The global economy is the altar at which consumers and investors alike worship. The market is our god. So important is meaninglessness to our economy that Chicago business economist David Hale once said, “The only way to prevent the global economy from going into recession is through profligate American consumerism.” Affluenza is literally what keeps the American Empire afloat.
During World War II President Franklin D. Roosevelt challenged young Americans to enlist in the military and risk their lives fighting in Europe or the Pacific. To help fight terrorism President George W. Bush admonished us to shop or fly – either go to the mall and buy something or fly to Disney World. His multitrillion-dollar tax cuts were further evidence that the promotion of affluenza is official U.S. government policy. The recent interest rate cuts by the Federal Reserve Board and the hastily passed Congressional economic stimulus package are more of the same.

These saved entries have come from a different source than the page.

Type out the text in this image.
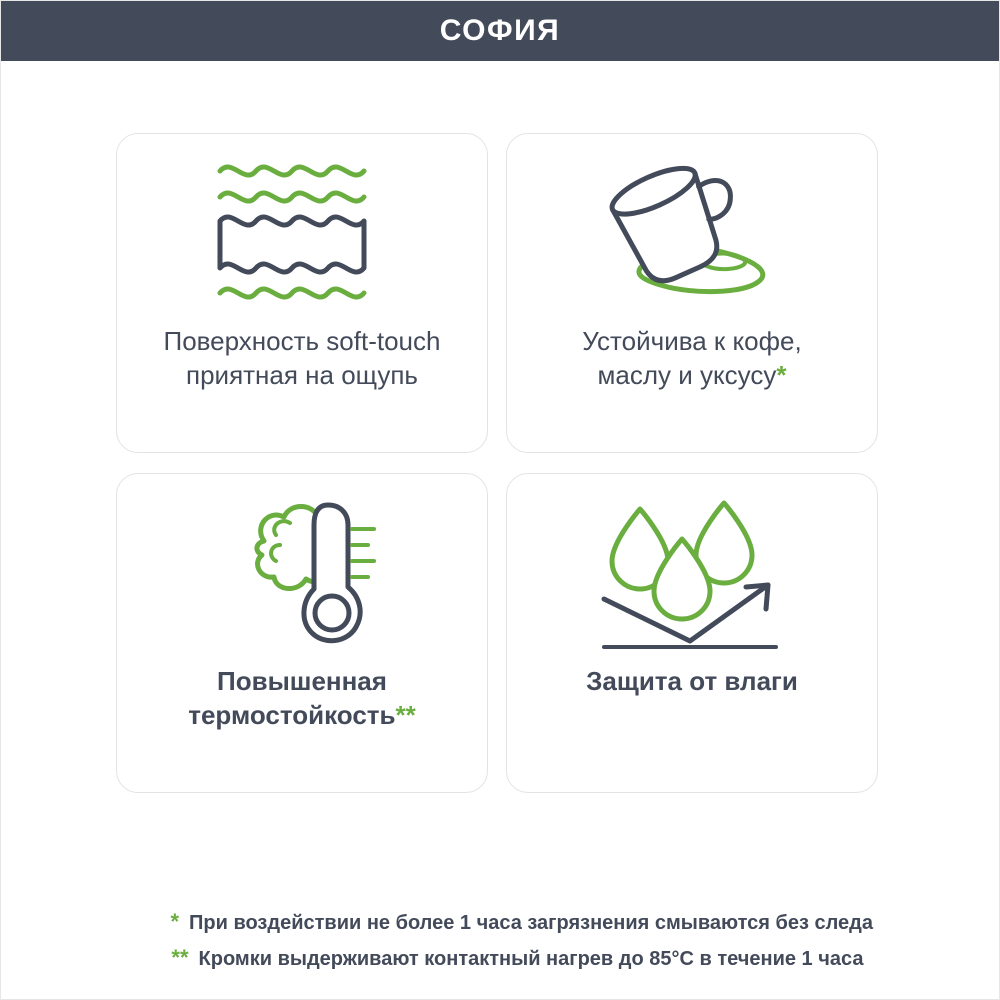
СОФИЯ
Поверхность soft-touch
приятная на ощупь
Устойчива к кофе,
маслу и уксусу*
Повышенная
термостойкость**
Защита от влаги
* При воздействии не более 1 часа загрязнения смываются без следа
** Кромки выдерживают контактный нагрев до 85°C в течение 1 часа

Fed Chairman Alan Greenspan once congratulated the American people on the performance of the economy. And what precisely had we done to deserve such an accolade? Spend money like it was going out of style. Greenspan’s worst nightmare was that through some medical, spiritual, or psychological miracle, an elixir might emerge which would significantly reduce the incidence of affluenza and render monetary policies impotent.
Is there enough meaninglessness in America to keep the global economy afloat? Most probably, there is. Meaninglessness breeds affluenza, and affluenza breeds more meaninglessness. Since there are no easy cures for either meaninglessness or overconsumption, there is absolutely nothing – other than ourselves – to prevent us from spending ourselves into oblivion.